Data was also compared to previous findings to corroborate our findings. The mean of activity concentration found was 2.34 +/- 0.61 and 149 +/- 58 Bq/kg dry for total uranium and (210)Po, respectively. In mussels the concentration trend of the studied radionuclides was (40)K > (210)Po >> (210)Pb > uranium isotopes. The mean individual dose due to ingestion Lazertinib ic50 of mussels for (210)Po was in the range 1.65 x 10(-2) to 9.20 x 10(-2) mSv yr(-1). The dose derived from uranium isotopes, (40)K, and (210)Pb was negligible.
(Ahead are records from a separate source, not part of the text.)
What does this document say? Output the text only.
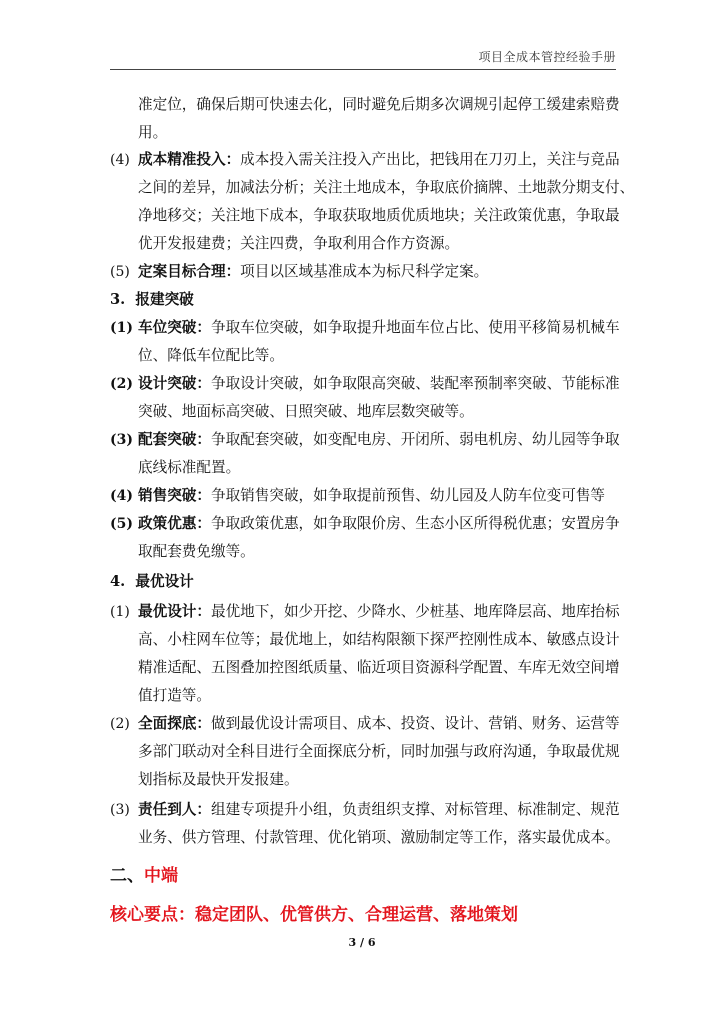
项目全成本管控经验手册
准定位，确保后期可快速去化，同时避免后期多次调规引起停工缓建索赔费
用。
(4) 成本精准投入：成本投入需关注投入产出比，把钱用在刀刃上，关注与竞品
之间的差异，加减法分析；关注土地成本，争取底价摘牌、土地款分期支付、
净地移交；关注地下成本，争取获取地质优质地块；关注政策优惠，争取最
优开发报建费；关注四费，争取利用合作方资源。
(5) 定案目标合理：项目以区域基准成本为标尺科学定案。
3.  报建突破
(1) 车位突破：争取车位突破，如争取提升地面车位占比、使用平移简易机械车
位、降低车位配比等。
(2) 设计突破：争取设计突破，如争取限高突破、装配率预制率突破、节能标准
突破、地面标高突破、日照突破、地库层数突破等。
(3) 配套突破：争取配套突破，如变配电房、开闭所、弱电机房、幼儿园等争取
底线标准配置。
(4) 销售突破：争取销售突破，如争取提前预售、幼儿园及人防车位变可售等
(5) 政策优惠：争取政策优惠，如争取限价房、生态小区所得税优惠；安置房争
取配套费免缴等。
4.  最优设计
(1) 最优设计：最优地下，如少开挖、少降水、少桩基、地库降层高、地库抬标
高、小柱网车位等；最优地上，如结构限额下探严控刚性成本、敏感点设计
精准适配、五图叠加控图纸质量、临近项目资源科学配置、车库无效空间增
值打造等。
(2) 全面探底：做到最优设计需项目、成本、投资、设计、营销、财务、运营等
多部门联动对全科目进行全面探底分析，同时加强与政府沟通，争取最优规
划指标及最快开发报建。
(3) 责任到人：组建专项提升小组，负责组织支撑、对标管理、标准制定、规范
业务、供方管理、付款管理、优化销项、激励制定等工作，落实最优成本。
二、中端
核心要点：稳定团队、优管供方、合理运营、落地策划
3 / 6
Data show that mussels may be considered a reliable species model for human biomonitoring for radiation exposure.”
“Familial amyotrophic lateral sclerosis (ALS)
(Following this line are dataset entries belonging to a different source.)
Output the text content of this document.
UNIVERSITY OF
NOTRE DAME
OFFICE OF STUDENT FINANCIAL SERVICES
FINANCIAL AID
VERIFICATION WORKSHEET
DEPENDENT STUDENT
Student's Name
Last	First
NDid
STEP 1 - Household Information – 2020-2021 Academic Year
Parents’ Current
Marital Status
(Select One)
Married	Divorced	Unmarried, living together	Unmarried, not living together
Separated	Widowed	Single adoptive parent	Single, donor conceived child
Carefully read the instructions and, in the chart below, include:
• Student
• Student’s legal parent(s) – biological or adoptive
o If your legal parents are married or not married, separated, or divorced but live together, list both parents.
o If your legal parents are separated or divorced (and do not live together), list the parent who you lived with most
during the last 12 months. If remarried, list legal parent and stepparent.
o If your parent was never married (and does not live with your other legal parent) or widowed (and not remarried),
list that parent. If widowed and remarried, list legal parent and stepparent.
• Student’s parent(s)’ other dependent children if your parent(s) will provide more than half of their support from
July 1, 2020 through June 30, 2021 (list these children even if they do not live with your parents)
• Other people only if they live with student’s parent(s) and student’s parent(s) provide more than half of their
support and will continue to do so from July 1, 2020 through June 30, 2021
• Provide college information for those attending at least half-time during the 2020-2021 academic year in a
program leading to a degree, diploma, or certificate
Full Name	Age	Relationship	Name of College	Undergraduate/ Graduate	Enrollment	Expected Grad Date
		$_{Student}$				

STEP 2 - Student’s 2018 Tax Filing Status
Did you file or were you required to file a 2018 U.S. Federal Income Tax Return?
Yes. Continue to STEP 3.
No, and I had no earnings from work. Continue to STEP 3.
accounts for 10% of all ALS. Approximately 20% of cases are due to mutations in the Cu/Zn superoxide dismutase gene (SOD1). In North America, SOD1(A4V) is the most common SOD1 mutation. Carriers of the SOD1(A4V) mutation share a common phenotype with rapid disease progression and death on average occurring at 1.4 years (versus 3-5 years with other dominant SOD1 mutations). Previous studies of SOD1(A4V) carriers identified a common haplotype around the SOD1 locus, suggesting a common founder for most SOD1(A4V) patients. In the current study we sequenced SU5402 the entire common haplotypic region around SOD1 to Cyclopamine clinical trial test the hypothesis that polymorphisms in either previously undescribed coding regions or non-coding regions around SOD1 are responsible for the more aggressive phenotype in SOD1(A4V)-mediated
ALS. We narrowed the conserved region around the SOD1 gene in SOD1(A4V) ALS to 2.8 Kb and identified five novel SNPs therein. None of these variants was specifically found in all SOD1(A4V) patients. It therefore appears likely that the aggressive nature of the SOD1(A4V) mutation is not a result of a modifying factor within the region around the SOD1 gene. Founder analysis estimates that the A4V mutation occurred 540 generations (similar to 12,000 years) ago (95% CI 480-700). The conserved minimal haplotype is statistically more similar to Asian than European population DNA sets, suggesting that the A4V mutation arose in native Asian-Americans who reached the Americas through the Bering Strait. (c) 2007 Elsevier Ireland Ltd. All rights reserved.”
“The aim of this study was to evaluate the exposure to methylmercury (MeHg) of potential populations at risk living in Portugal. To ascertain youth exposure, a questionnaire was distributed to 300 students of a middle secondary school in Sesimbra and to 429 students studying in Canecas, selected as the control population. The average number of fish meals consumed by person was 4.1 and 3 per week in Sesimbra and Canecas, respectively.